All she did was work like heck to get on her feet before he got back.
“He never expected less of me,” she said. She so loves him for that.
It took longer than she wanted. She was in a wheelchair for almost three years. There were multiple surgeries, nerve damage, a brain injury. No one knows for sure why she started walking again. All the doctors had competing ideas.
“It was fear, and it was frustration,” Maroulis said. And the realization that, maybe, she might not walk again. “And what do I do? If you’re not successful, where does that put you?”
She felt anger. She felt everything. Even when she started getting better, she wasn’t sure about this civilian life: “It was much more comfortable for me sitting at home because I didn’t relate to anybody at the supermarket or on the street, they’d just make me mad,” she said. They didn’t get it. They never would.
But then slowly, she got out there. Exercise. Sports. Feeling a little bit of that camaraderie again.

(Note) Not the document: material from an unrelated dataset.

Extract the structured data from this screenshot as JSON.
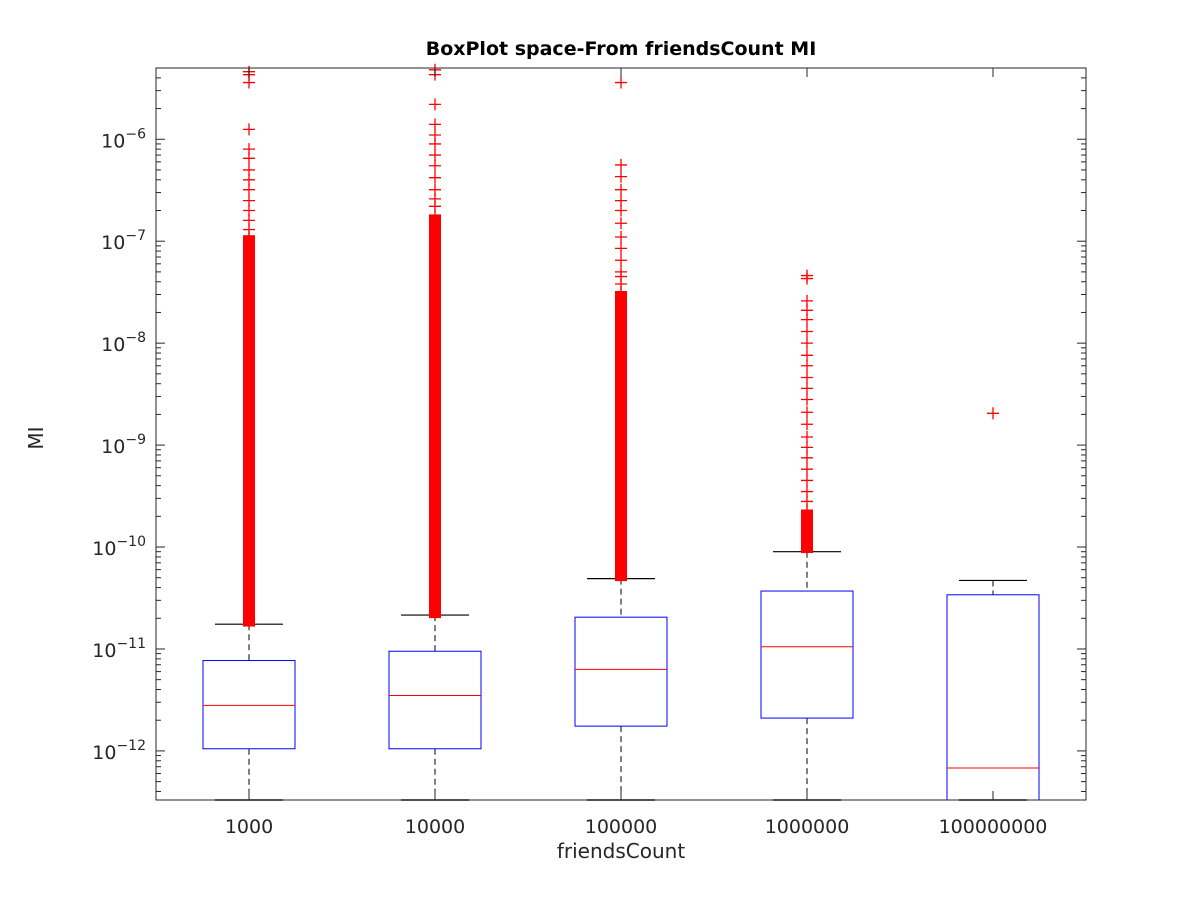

All those freedoms she’d fought for? “I need to take advantage of those freedoms,” she decided.
All those she’d served with, all those who had come before? “I started feeling like I was honoring them by actually living instead of sitting at home,” she said.
Sullens put it this way: the adversity he’s gone through, these past few years, he’s putting it on that mountain, and man, he’s going to get to the top.

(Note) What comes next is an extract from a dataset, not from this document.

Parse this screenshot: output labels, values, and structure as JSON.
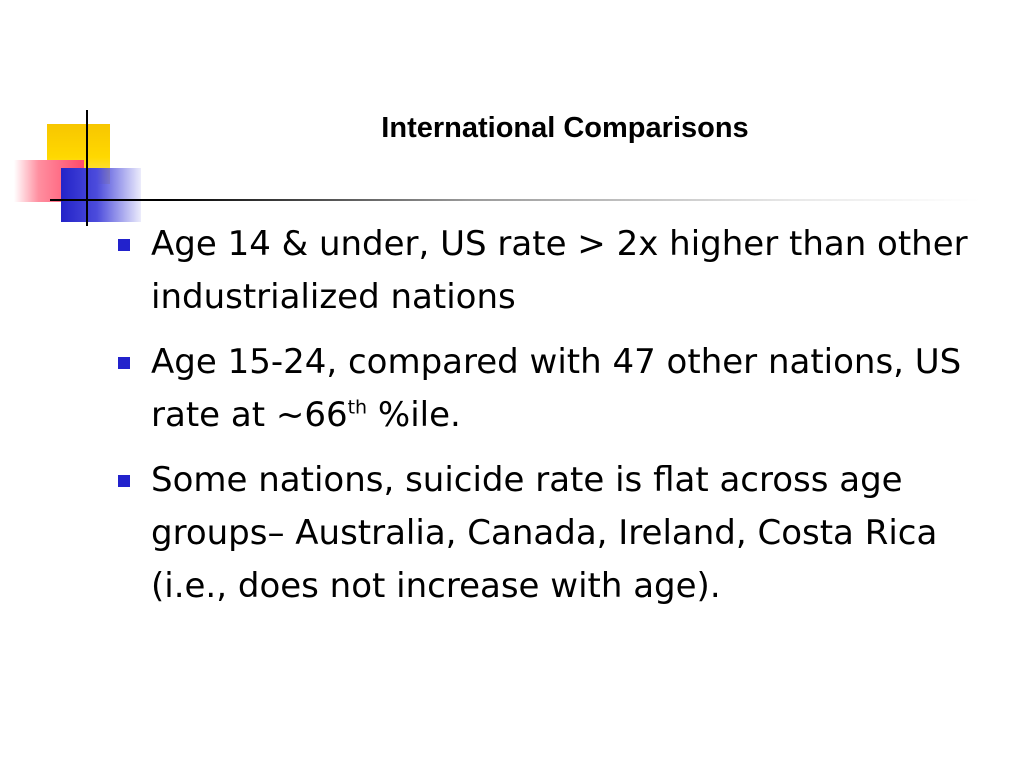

Don’t get him wrong. Things are going great now. Great! But man, he’s going to make it official. Climb a mountain on 9/11?
He’s going up that hill.
In 2009 he saw the flash, and was blasted out of his gunner turret. He remembers waking up in the road, trying to crawl. Somebody patching him up.
His combat infantry career was over, like that. They saved his mangled leg, and he came home to work as a road deputy, a SWAT sniper. And then he finally said, Cut it off. Time to get on with life. He’s off to college now, and things are going great. But he’s going to make it official: That mountain is a manifestation of all he’s been through. To climb it on 9/11?
Maybe some other vets will see them do this, Maroulis said, and realize they can get up and start taking advantage of the freedoms they’d fought for, too.
What’ll it mean, when they get to the peak? What will they feel? The answer is different for everyone, Kirby said. But there’s something about working together, everyone counting on each other, to get to the top.
“This isn’t a child mountain,” O’Neill said. “It kills people every year. Or, the range does. It’s a serious deal.”
Yes it is.
We took a hard shot. We all did. Our country did. My goodness, these vets certainly did. They have injuries seen and unseen.
But those injuries do not define them. That is not who they are. This -- this, what they’re doing -- is.
“Not saying everybody has to go to war or get injured or lose a limb,” Sullens said. “Everybody has adversity.”
Everybody can get back up. On Sept. 11, 11 years to the day the towers came down, these vets are going to climb a mountain. They’re going to raise their arms and touch the sky, for everyone who went before them, and for everyone who is about to get back up.